All these failed cases with the number of iterations (nit) above the default FieldDriverOptions::max_nsteps (100)happen when the energy of the input particle is very small, O(eV), with a relatively large step length,O(mm)- so one good step (to advance) within the given relative tolerance is limited by a small delta step, O(0.01mm), equivalently requires many sub-steps to integrate along the given step length. See

nit step (cm) energy (MeV)
311 0.0930969 3.35963e-07
124 0.0315987 3.35963e-07
109 0.0273674 3.35963e-07
108 0.0270646 3.35963e-07
312 0.0937436 3.35963e-07
133 0.0342916 3.35963e-07
307 0.0938099 3.48505e-07
148 0.0393166 3.48505e-07
259 0.0944304 5.31415e-07
159 0.0528794 5.31415e-07
234 0.0946951 6.81869e-07
174 0.0951561 1.35744e-06
139 0.0953275 2.26955e-06
116 0.0953957 3.41271e-06
112 0.0954019 3.63209e-06

So, the question is why these charged particles with very small energy are still survived from the previous step as a particle with energy below eloss_calc_limit (1keV) deposits all its energy locally and should be stopped.

amandalund commented 1 year ago

Right now that cutoff is applied before the energy loss, so it's possible to end up with charged particles with very small post-step energies.

mrguilima commented 1 year ago

This energy cutoff will probably fix issue #616 as well.

whokion commented 1 year ago

So, how do we treat the case that the calculated mean energy loss is very close to the particle energy? - which should matter not only to avoid very small particle energy (to be self-consistent in conjunction with the use of the eloss_cal_limit which serves as a rough approximated limit for the fidelity of the eloss calculation), but also to apply the fluctuation of eloss in a meaningful way.

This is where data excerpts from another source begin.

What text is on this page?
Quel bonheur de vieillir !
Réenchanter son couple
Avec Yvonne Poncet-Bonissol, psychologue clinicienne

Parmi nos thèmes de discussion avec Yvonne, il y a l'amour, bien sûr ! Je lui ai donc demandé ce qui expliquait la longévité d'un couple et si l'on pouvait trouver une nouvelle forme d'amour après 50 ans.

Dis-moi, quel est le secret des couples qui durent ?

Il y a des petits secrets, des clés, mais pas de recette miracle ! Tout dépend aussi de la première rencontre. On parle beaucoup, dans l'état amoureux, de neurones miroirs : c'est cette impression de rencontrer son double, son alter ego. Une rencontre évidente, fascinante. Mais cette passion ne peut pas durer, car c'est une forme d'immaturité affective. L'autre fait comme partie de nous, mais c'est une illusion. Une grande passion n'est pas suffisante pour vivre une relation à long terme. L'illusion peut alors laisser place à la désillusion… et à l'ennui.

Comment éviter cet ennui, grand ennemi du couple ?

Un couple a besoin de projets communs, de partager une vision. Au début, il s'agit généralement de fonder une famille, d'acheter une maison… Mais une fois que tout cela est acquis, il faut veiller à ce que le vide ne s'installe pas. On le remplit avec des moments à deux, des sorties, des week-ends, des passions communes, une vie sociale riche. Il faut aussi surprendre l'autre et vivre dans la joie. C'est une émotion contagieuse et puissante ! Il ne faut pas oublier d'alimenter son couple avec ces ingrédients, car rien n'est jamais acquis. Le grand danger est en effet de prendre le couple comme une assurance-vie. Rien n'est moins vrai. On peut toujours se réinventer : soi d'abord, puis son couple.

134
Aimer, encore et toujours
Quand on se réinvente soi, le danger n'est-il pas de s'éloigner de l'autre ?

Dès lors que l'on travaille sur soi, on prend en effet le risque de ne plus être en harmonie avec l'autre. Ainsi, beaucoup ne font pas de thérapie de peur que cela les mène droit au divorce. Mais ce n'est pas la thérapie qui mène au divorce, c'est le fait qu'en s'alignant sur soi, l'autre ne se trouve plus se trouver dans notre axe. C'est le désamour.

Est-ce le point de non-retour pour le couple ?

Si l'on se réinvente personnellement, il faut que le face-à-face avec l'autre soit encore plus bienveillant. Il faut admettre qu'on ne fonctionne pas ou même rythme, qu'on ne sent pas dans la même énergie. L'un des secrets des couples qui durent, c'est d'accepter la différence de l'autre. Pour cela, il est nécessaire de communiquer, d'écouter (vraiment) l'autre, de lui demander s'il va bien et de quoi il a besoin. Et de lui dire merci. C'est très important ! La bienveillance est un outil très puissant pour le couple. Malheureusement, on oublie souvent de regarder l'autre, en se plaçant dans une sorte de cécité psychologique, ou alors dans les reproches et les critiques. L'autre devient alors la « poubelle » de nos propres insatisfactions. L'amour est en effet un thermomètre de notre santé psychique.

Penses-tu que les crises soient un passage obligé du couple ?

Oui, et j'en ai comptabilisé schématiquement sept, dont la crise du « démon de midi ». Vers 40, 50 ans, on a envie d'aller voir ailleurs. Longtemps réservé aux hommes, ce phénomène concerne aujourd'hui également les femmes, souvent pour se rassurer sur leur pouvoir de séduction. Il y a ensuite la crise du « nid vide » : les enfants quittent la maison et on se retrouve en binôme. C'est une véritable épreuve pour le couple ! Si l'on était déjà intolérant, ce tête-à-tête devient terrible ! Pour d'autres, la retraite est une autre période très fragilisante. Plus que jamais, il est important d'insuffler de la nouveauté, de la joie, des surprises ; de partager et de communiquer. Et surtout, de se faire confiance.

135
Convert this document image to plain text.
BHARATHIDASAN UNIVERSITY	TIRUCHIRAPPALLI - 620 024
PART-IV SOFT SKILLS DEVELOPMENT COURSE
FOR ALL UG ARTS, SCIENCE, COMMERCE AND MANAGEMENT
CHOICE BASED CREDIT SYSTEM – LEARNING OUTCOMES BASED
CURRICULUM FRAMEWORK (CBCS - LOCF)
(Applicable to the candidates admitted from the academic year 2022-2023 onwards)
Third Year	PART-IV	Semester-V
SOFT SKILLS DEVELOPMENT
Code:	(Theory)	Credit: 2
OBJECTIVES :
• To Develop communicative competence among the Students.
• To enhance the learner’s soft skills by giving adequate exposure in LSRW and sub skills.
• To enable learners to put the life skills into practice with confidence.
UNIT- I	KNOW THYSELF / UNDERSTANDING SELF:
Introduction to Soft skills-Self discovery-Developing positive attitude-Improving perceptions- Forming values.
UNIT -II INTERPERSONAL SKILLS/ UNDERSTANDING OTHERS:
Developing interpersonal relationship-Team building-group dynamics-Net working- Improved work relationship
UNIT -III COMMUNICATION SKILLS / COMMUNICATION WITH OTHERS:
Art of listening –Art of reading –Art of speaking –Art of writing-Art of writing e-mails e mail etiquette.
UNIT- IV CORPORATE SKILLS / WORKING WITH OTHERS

whokion commented 1 year ago

Propose to close this issue with a summary of investigation and potential solutions or optimizations:

sethrj commented 1 year ago

@whokion Excellent discussion points. Perhaps to close this out: were you able to replicate the assertion failure in a unit test? If so, let's do two little tests: one with nsteps cranked up arbitrarily high and test the post-step position and momentum. Then let's remove the assertion and reduce nsteps to a smaller value, and compare the positional error. Or we could also make this a test in the propagator where we do a bunch of propagations until some path length is reached, and compare the accumulated position/momentum error there.

I think removing the assertion is the expedient solution, but later we'll definitely want some sort of tracking cut to prevent this from occurring in the first place.